Editoriali
Lunedì 09 Febbraio 2026
Meloni e lo scomodo crocevia identitario
Politica Le implicazioni dell’uscita di Vannacci dalla Lega rischiano di mettere a repentaglio l’esecutivo perché il generale ne ha sfruttato le contraddizioni
L’uscita di Vannacci dalla Lega è stata accolta dalla stampa con disprezzo, scherno e derisione. Non sappiamo ancora l’esatta entità dei parlamentari disposti a seguire il generale ma, fin da ora, qualcuno (“Il Giornale”) ha definito “Sturmtruppen” la possibile pattuglia guidata dall’impavido generale che Matteo Salvini non ha esitato a definire “traditore”.
L’acredine usata dai commentatori vicini alla premier induce a fare una riflessione sulle implicazioni di una possibile transumanza che rischia di mettere a repentaglio la stabilità di un esecutivo che, fino ad oggi, è risultato tetragono. In realtà, davanti al profluvio di invettive che sono state scagliate contro il generale, vien da chiedersi perché la destra dimostri tanta ostilità nei confronti di Vannacci.
Tante destre, non una sola
Sul piano elettorale, ad oggi non è possibile determinare il potenziale di una forza politica che difficilmente potrà godere del supporto mediatico della destra al governo.
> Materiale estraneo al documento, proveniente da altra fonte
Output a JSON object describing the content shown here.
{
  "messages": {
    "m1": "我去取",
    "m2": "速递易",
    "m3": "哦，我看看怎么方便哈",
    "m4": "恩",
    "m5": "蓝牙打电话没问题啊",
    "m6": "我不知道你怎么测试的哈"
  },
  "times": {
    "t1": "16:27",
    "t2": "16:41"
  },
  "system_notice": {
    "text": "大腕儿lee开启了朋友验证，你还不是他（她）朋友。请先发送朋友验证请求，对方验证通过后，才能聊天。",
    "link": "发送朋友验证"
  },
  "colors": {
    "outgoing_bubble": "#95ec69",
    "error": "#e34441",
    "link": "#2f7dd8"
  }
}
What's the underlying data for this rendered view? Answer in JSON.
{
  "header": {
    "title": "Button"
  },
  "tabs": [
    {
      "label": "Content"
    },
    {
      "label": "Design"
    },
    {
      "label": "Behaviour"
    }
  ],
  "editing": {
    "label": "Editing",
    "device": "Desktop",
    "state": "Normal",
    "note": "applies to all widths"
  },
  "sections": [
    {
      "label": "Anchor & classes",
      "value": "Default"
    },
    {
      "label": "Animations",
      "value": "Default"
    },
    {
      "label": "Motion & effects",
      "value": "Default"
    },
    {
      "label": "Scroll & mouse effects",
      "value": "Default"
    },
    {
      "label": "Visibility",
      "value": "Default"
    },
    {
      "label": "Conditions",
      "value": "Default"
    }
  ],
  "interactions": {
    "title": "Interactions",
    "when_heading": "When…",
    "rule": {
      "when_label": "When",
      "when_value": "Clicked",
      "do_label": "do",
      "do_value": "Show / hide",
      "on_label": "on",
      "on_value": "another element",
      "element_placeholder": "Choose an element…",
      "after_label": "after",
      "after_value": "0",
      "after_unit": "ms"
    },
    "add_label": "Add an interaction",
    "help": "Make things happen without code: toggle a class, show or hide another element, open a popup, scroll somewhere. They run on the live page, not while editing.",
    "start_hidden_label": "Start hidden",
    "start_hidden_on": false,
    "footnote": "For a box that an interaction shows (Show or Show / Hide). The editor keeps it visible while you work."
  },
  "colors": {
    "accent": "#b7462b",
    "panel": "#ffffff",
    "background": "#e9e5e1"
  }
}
In verità, con la nascita di “Futuro Nazionale” anche la destra, come la sinistra, è destinata a presentarsi con un profilo sempre più variegato. La destra italiana non è quel monolite che Giorgia Meloni suole sapientemente rappresentare perché lo spettro politico si compone di molteplici destre: esiste la destra di Forza Italia, liberale ed europeista; esiste la destra trumpiana di Fratelli d’Italia; esiste la destra putinana di Salvini che presto dovrà fare i conti con i rigurgiti localisti di Zaia; esiste la destra di Maurizio Lupi che gravita attorno a CL e all’universo cattolico conservatore; e, da oggi, avremo una destra ultranazionalista e anti-sistema di Luigi Vannacci.
Il generale Vannacci rappresenta l’approdo finale di quella rivolta populista che, come un fiume carsico, ha attraversato l’Occidente subito dopo l’avvento del mercato globale che l’Europa ha cercato di arginare con la nascita della moneta unica. Per svariate ragioni, l’esito paradossale della globalizzazione è stata l’esplosione dei nazionalismi, oggi pudicamente definiti sovranismi. Il lepenismo rappresenta l’archetipo populista da cui ha tratto ispirazione la destra post-fascista che, fin dai suoi albori, ha biecamente osteggiato l’architettura europea.
La genesi del generale
Fino alle elezioni del 2022, Giorgia Meloni non ha esitato a lanciare i suoi strali contro l’Unione europea e contro Mario Draghi, prima presidente della Bce e poi suo predecessore a Palazzo Chigi. In questa temperie politica, è germogliato un personaggio singolare come Luigi Vannacci che la politica italiana ha colpevolmente sottovalutato ritenendolo l’ennesimo “arcitaliano”, un innocuo fuoco di paglia destinato a svanire rapidamente dai radar dei mass-media. Così non è stato perché Vannacci è una persona scaltra che, come fece Giorgia Meloni all’epoca del governo Draghi, oggi intende lucrare una rendita di posizione approfittando delle contraddizioni del governo.
Ora sappiamo con certezza che l’uscita dalla Lega era in programma fin dalla sua entrata e che il generale ha usato Salvini gabbandolo poi senza mercé. Roberto Vannacci sa che il nazionalismo di Salvini è solo una mera operazione di cosmesi: un nazionalismo strumentale, finto, posticcio, che non potrà mai sconfessare la vocazione localista della Lega. Per Vannacci, la destra italiana deve essere fiera della sua storia, della sua identità e dei suoi valori. Ordine, disciplina, gerarchia, italianità, tradizione, risoluta difesa dei confini, rifiuto del globalismo e del multiculturalismo, difesa della famiglia tradizionale, reciso rifiuto di quel mondo Lgbt che, per un uomo di destra, non può considerarsi “normale”.
Il Vannacci-pensiero
Questo è, in sintesi, il Vannacci-pensiero che, come ha detto Giordano Bruno Guerri, rappresenta una “zavorra” per la destra che, alle prossime elezioni, dovrà decidere se liberarsene per sempre o se sarà necessario preservarla per “marciare divisi e colpire uniti”. La verità é che il generale ha condotto Giorgia Meloni a questo scomodo crocevia che, piaccia o no, imporrà alla premier una scelta identitaria alla quale finora ha saputo abilmente sottrarsi. Probabilmente sono queste le vere ragioni dell’ostilità nei confronti del generale che obbligherà tutta la destra a chiarire quale futuro intende dare al paese.